The council granted one extension in late 2012 because the Virginia Supreme Court had yet to rule on an appeal. The court ruled in favor of the YMCA in January 2013, but Krueger had to ask for a second extension later that year because financing had not yet been secured. As a condition of granting the second extension, Krueger agreed to submit the project’s financial plan. 
 
Krueger told councilors that a third extension is necessary. 
 
“The bank loan is coming from a group of banks in this community and they have required that $5 million of their $12.3 million credit facility be guaranteed by individuals,” Krueger said. “We had our guarantors lined up when we submitted our plan to [City Manager Maurice] Jones in August [but then] the bank decided they wanted to restructure that.”
 
Krueger said the bank consortium wanted to loan the money directly to the guarantors, who would then make loans to the YMCA. 
 
“One of our guarantors balked at that structure in September,” Krueger said. “We are scrambling to find a replacement.” 
 
The city has allocated $1.25 million toward the project’s capital costs, and Albemarle County has contributed $2 million. Krueger said if the YMCA gets the loan, the project will move forward. 
 
“We have the money and what we need is a guarantor for $3 million or raise $3 million in capital so we can reduce the loan by $3 million,” Krueger said.
 
Fenwick wanted to know why Krueger had not submitted a new financial plan as part of the new extension request. 
 
Krueger said the $14.5 million construction estimate is out of date, but he does not want to get a new one until the financing is secured.
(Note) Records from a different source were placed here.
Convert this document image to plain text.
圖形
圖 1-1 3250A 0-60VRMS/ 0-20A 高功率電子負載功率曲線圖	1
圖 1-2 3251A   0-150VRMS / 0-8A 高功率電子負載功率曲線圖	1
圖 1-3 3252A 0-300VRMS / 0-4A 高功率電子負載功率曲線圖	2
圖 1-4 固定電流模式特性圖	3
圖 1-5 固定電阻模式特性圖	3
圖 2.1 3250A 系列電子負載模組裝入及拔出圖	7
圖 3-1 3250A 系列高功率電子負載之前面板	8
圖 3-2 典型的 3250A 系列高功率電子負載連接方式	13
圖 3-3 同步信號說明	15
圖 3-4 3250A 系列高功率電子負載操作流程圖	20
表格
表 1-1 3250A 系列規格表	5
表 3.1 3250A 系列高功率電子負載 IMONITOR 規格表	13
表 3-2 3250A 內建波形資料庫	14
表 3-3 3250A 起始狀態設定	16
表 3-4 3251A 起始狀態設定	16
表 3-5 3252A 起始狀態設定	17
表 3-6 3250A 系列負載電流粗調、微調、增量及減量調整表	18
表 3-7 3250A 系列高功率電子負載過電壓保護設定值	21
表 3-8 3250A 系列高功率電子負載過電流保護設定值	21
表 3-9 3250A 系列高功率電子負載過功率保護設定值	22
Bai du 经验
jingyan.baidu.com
The estimate likely will rise because the project was tied up in the courts for over two years and the construction climate is different in a resurgent economy. 
 
“We cannot prepare a new financial plan until we have all of those pieces in place,” Krueger said. “We have every incentive to do this as soon as possible because construction prices and interest rates tend to rise.”
 
Several members of the public asked the council to deny the third extension.
 
“The city basically gave the Y a prime location on which to build,” said Randy Page, a longtime opponent of the project. “If they fail as a going concern, the city should be handed the keys, lock, stock and barrel without encumbrances and liens and it should be stated clearly.” 
 
But Krueger said the terms of the ground lease require that outcome. 
 
“If we cease to operate, we are not complying with the terms of the ground lease, and you all get [the] project,” Krueger said. 
 
Fenwick made a motion to extend the lease for only six months but it failed. A motion to grant the yearlong extension passed 3-2 with Fenwick and Dede Smith voting against.